The health care industry seems to draw more than its fair share of class action lawsuits.  In another example of this trend, home-health workers have filed a FLSA class action in federal court, alleging that their employer misclassified them as exempt and thus improperly denied them overtime.  The case is entitled Cook v. Amedisys, Inc. filed in federal court in the District of Connecticut.

The theory of the suit is that the employer did not pay for actual hours worked but had implemented a point system for determining compensation.  Counsel for the plaintiffs stated that the Company’s “compensation scheme encourages employees to take on more patient visits and work longer hours, while Amedisys reaps the benefits by reducing their labor costs and boosting their profit margins.”  As the Company has more than four hundred locations and more than 16,000 employees (in 38 states), the potential expansiveness of this lawsuit is staggering.

The classifications of workers involved are home-health registered nurses, physical therapists, occupational therapists and speech language pathologists.  These employees are paid on a per-visit rate, with each visit worth between 1-2 points; there are “estimated” hours built into the system, based on an assessment of how long each type of visit should take.  Travel time is not paid for, nor is the time that must be taken to prepare necessary paperwork or to drop off the collected samples.  On the travel time issue, the complaint alleges that even travel during the day (which is clearly compensable under FLSA regulations) is unpaid.
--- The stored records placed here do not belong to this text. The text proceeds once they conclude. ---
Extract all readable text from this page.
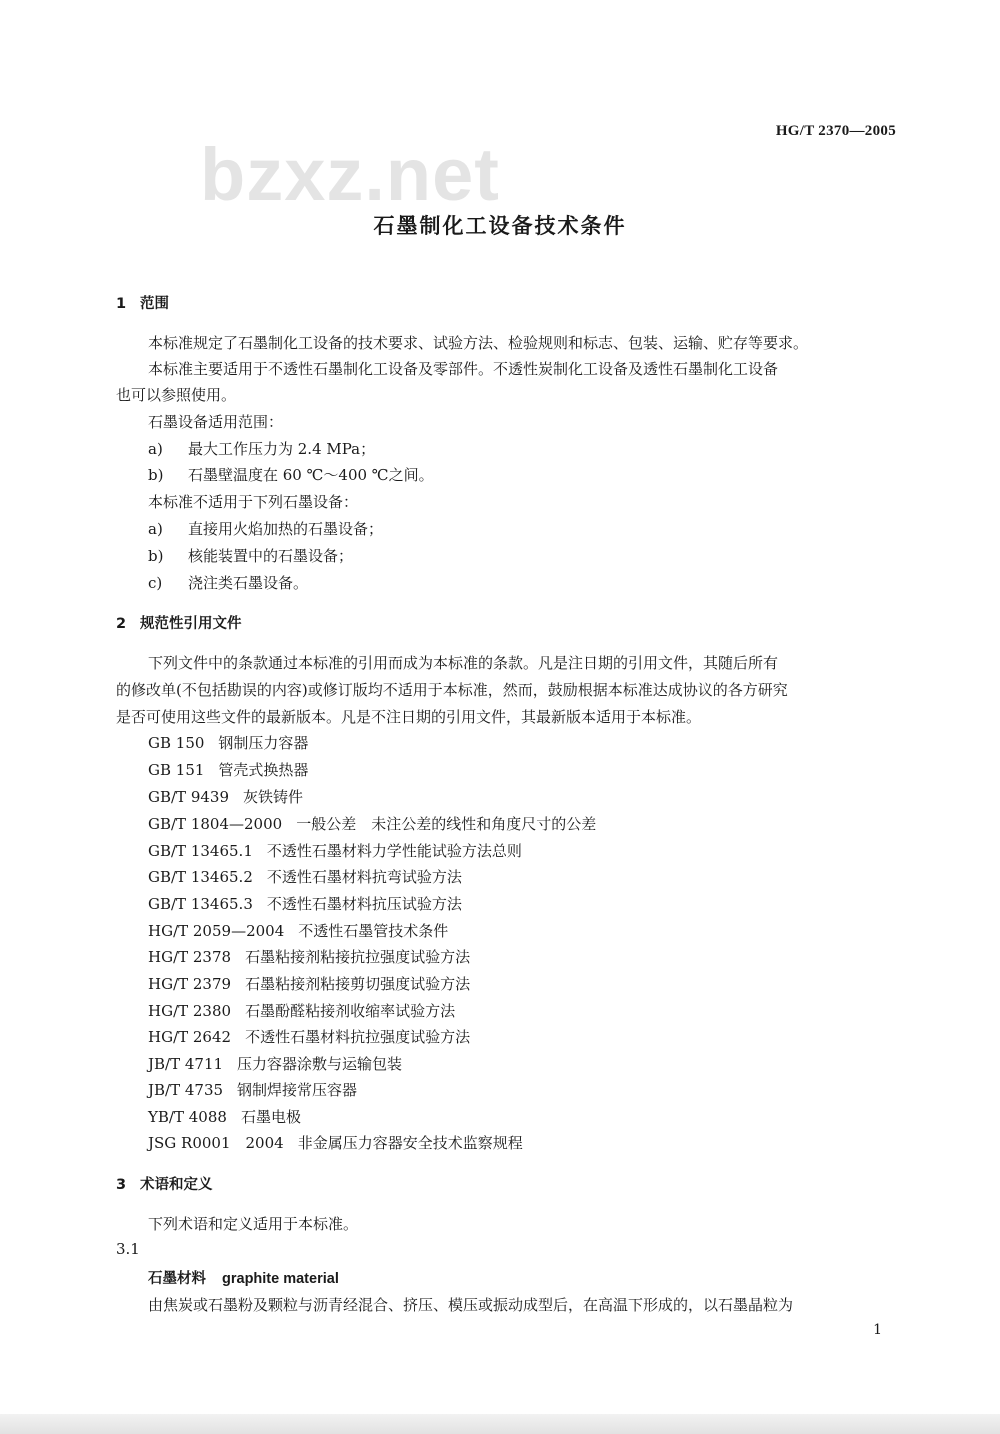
bzxz.net
HG/T 2370—2005
石墨制化工设备技术条件
1 范围
本标准规定了石墨制化工设备的技术要求、试验方法、检验规则和标志、包装、运输、贮存等要求。
本标准主要适用于不透性石墨制化工设备及零部件。不透性炭制化工设备及透性石墨制化工设备
也可以参照使用。
石墨设备适用范围：
a) 最大工作压力为 2.4 MPa；
b) 石墨壁温度在 60 ℃～400 ℃之间。
本标准不适用于下列石墨设备：
a) 直接用火焰加热的石墨设备；
b) 核能装置中的石墨设备；
c) 浇注类石墨设备。
2 规范性引用文件
下列文件中的条款通过本标准的引用而成为本标准的条款。凡是注日期的引用文件，其随后所有
的修改单(不包括勘误的内容)或修订版均不适用于本标准，然而，鼓励根据本标准达成协议的各方研究
是否可使用这些文件的最新版本。凡是不注日期的引用文件，其最新版本适用于本标准。
GB 150 钢制压力容器
GB 151 管壳式换热器
GB/T 9439 灰铁铸件
GB/T 1804—2000 一般公差　未注公差的线性和角度尺寸的公差
GB/T 13465.1 不透性石墨材料力学性能试验方法总则
GB/T 13465.2 不透性石墨材料抗弯试验方法
GB/T 13465.3 不透性石墨材料抗压试验方法
HG/T 2059—2004 不透性石墨管技术条件
HG/T 2378 石墨粘接剂粘接抗拉强度试验方法
HG/T 2379 石墨粘接剂粘接剪切强度试验方法
HG/T 2380 石墨酚醛粘接剂收缩率试验方法
HG/T 2642 不透性石墨材料抗拉强度试验方法
JB/T 4711 压力容器涂敷与运输包装
JB/T 4735 钢制焊接常压容器
YB/T 4088 石墨电极
JSG R0001　2004 非金属压力容器安全技术监察规程
3 术语和定义
下列术语和定义适用于本标准。
3.1
石墨材料 graphite material
由焦炭或石墨粉及颗粒与沥青经混合、挤压、模压或振动成型后，在高温下形成的，以石墨晶粒为
1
This suit could be a real problem for the employer.  I do not believe that the exemption defense (i.e. professional) is available, as technician and technologist types of employees (with few, if any, exceptions) are non-exempt, notwithstanding that they may be highly skilled and have studied in specialized programs.

Even if the exemption argument is available, on the duties prong, the Company then has to establish that these workers are paid on a “fee basis,” which is an alternative to payment on a salary basis, which the exemption tests otherwise mandate.